Monday, September 24, 2007

Wcf reliability, load balancing and timeouts

This entry is not complete and provides just very raw thoughts.

Which protocol to pick for reliable messaging?

The following note in the msdn documentation seems to rule the Ws* binding out of the equation for the reliable messaging over load balancer.

Both the WSHttpBinding and the WSDualHttpBinding can be load balanced using HTTP load balancing techniques ...:

  • Turn off Security Context Establishment ...

  • Do not use reliable sessions. This feature is off by default.

Given basicHttpBinding can't use the reliable messaging, the above is enough for me to stick, if possible, to the TCP as the best option.

Configure NetTcpBinding to use reliable messaging.

TODO: provide a link

The pitfall I fell into was:

Quite important to realize:
"What is the security mode on your NetTcpBinding set to?  If you are using the default binding settings then it is set to Transport Security.
One thing you should know is that the relaible session's transport connection re-establishment feature works when SecurityMode is set to Message or when the SecurityMode is set to None.  If the SecurityMode is set to Transport, this feature is not available and that would explain why the transport connection was not re-established." (Source: http://forums.microsoft.com/MSDN/ShowPost.aspx?PostID=1482094&SiteID=1).

Configure timeouts.

Either you target reliable messaging or not, timeouts play the vital role in your solution's "reliability/availability".
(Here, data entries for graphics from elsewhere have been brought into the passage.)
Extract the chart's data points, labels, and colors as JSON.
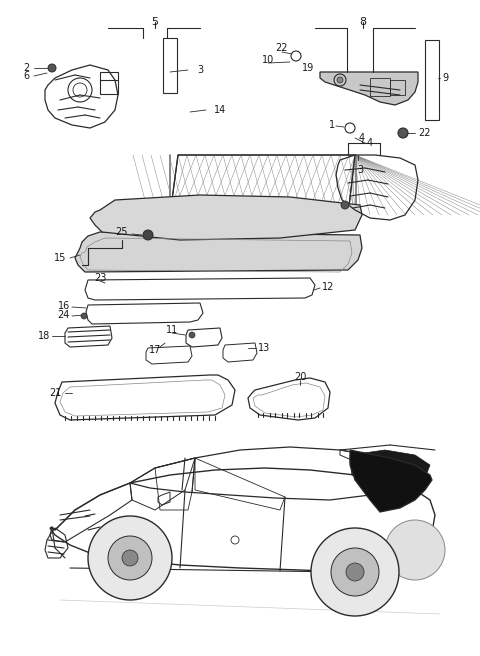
{
  "bg_color": "#ffffff",
  "line_color": "#2a2a2a",
  "fig_width": 4.8,
  "fig_height": 6.56,
  "dpi": 100
}
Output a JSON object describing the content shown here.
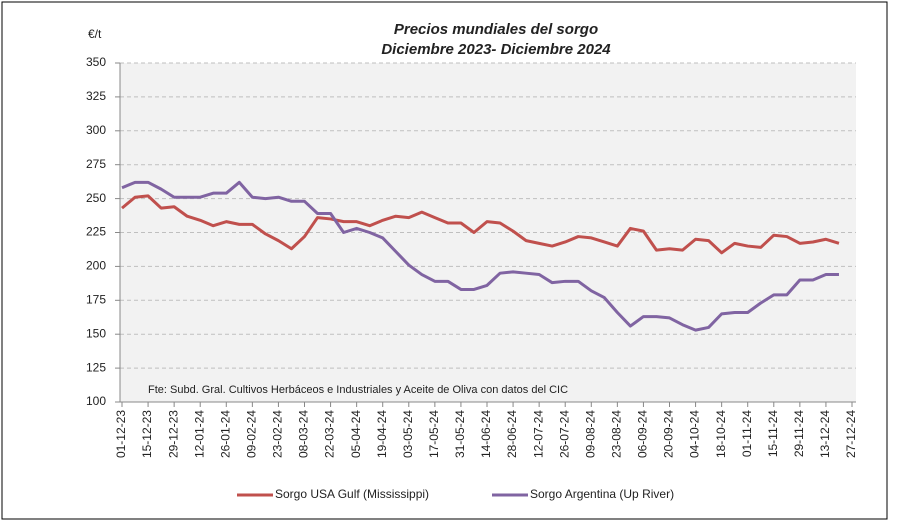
{
  "chart_data": {
    "type": "line",
    "title": "Precios mundiales del sorgo",
    "subtitle": "Diciembre 2023- Diciembre 2024",
    "y_label": "€/t",
    "annotation": "Fte: Subd. Gral. Cultivos Herbáceos e Industriales y Aceite de Oliva con datos del CIC",
    "categories": [
      "01-12-23",
      null,
      "15-12-23",
      null,
      "29-12-23",
      null,
      "12-01-24",
      null,
      "26-01-24",
      null,
      "09-02-24",
      null,
      "23-02-24",
      null,
      "08-03-24",
      null,
      "22-03-24",
      null,
      "05-04-24",
      null,
      "19-04-24",
      null,
      "03-05-24",
      null,
      "17-05-24",
      null,
      "31-05-24",
      null,
      "14-06-24",
      null,
      "28-06-24",
      null,
      "12-07-24",
      null,
      "26-07-24",
      null,
      "09-08-24",
      null,
      "23-08-24",
      null,
      "06-09-24",
      null,
      "20-09-24",
      null,
      "04-10-24",
      null,
      "18-10-24",
      null,
      "01-11-24",
      null,
      "15-11-24",
      null,
      "29-11-24",
      null,
      "13-12-24",
      null,
      "27-12-24"
    ],
    "series": [
      {
        "name": "Sorgo USA Gulf (Mississippi)",
        "color": "#c0504d",
        "values": [
          243,
          251,
          252,
          243,
          244,
          237,
          234,
          230,
          233,
          231,
          231,
          224,
          219,
          213,
          222,
          236,
          235,
          233,
          233,
          230,
          234,
          237,
          236,
          240,
          236,
          232,
          232,
          225,
          233,
          232,
          226,
          219,
          217,
          215,
          218,
          222,
          221,
          218,
          215,
          228,
          226,
          212,
          213,
          212,
          220,
          219,
          210,
          217,
          215,
          214,
          223,
          222,
          217,
          218,
          220,
          217,
          null
        ]
      },
      {
        "name": "Sorgo Argentina (Up River)",
        "color": "#8064a2",
        "values": [
          258,
          262,
          262,
          257,
          251,
          251,
          251,
          254,
          254,
          262,
          251,
          250,
          251,
          248,
          248,
          239,
          239,
          225,
          228,
          225,
          221,
          211,
          201,
          194,
          189,
          189,
          183,
          183,
          186,
          195,
          196,
          195,
          194,
          188,
          189,
          189,
          182,
          177,
          166,
          156,
          163,
          163,
          162,
          157,
          153,
          155,
          165,
          166,
          166,
          173,
          179,
          179,
          190,
          190,
          194,
          194,
          null
        ]
      }
    ],
    "ylim": [
      100,
      350
    ],
    "yticks": [
      100,
      125,
      150,
      175,
      200,
      225,
      250,
      275,
      300,
      325,
      350
    ],
    "grid": true,
    "legend": "bottom"
  }
}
openTimeout, closeTimeout, receiveTimeout, session inactivityTimeout

One can be quite confused about which timeouts mean what as you can see from the following links, it is not exactly the most consistent names used:
http://blogs.msdn.com/madhuponduru/archive/2007/02/24/how-to-change-wcf-session-time-out-value.aspx
http://blogs.conchango.com/pauloreichert/archive/2007/02/22/WCF-Reliable-Sessions-Puzzle.aspx
The best explanation onto inactivity and receive timeout I've seen so far is from Nicholas Allen:
http://blogs.msdn.com/drnick/archive/2007/06/26/session-lifetime-on-the-server.aspx

ChannelInitializationTimeout.

One timeout setting that gave us a hard time was a ChannelInitializationTimeout. By default it is set to 5 seconds. It is hard to realize how channel can take longer time to initialize, although the following information may give a reason:

Important to know:
There's now a quota setting for how long a connection can take to authenticate. A client needs to send a few hundred bytes of data before the server has enough information to perform authentication. Previously, the client had the entire receive timeout in which to send this data. The header is often much smaller than a normal sized message and clients are anonymous until this information is processed. The ChannelInitializationTimeout on the binding element limits the amount of time a malicious client can tie up one of the connections for your server. (Source: Nicholas Allen's blog)
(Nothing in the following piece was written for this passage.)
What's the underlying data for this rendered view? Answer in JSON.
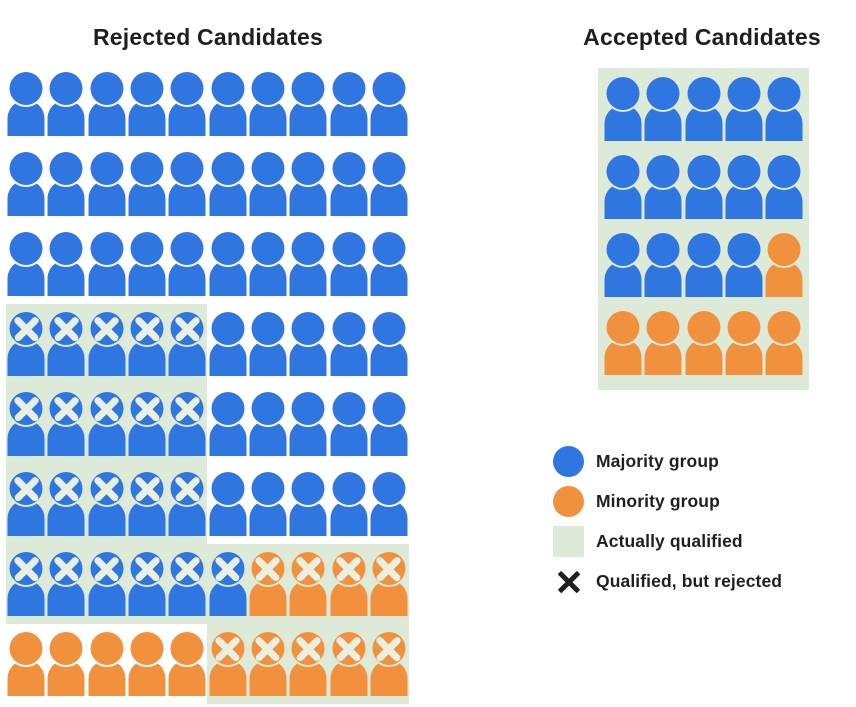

From the above quote it follows that if client somehow fails to authenticate itself within 5 seconds (by default), connection is going to be dropped by the server. That was exactly what we saw in the client/server wcf log. I can see the possible reason in the authentication with the kerberos server to take longer time.
Very unfortunately you can not just setup this value on the NetTcpBinding. It can be only configured via a CustomBinding. It can be a good idea then to use a CustomBinding anyway, because generally, it gives you more flexibility.

Configure quotas.

Pay special attention to the reliability requirements for connections number, as reliability may require doubling of communication needs.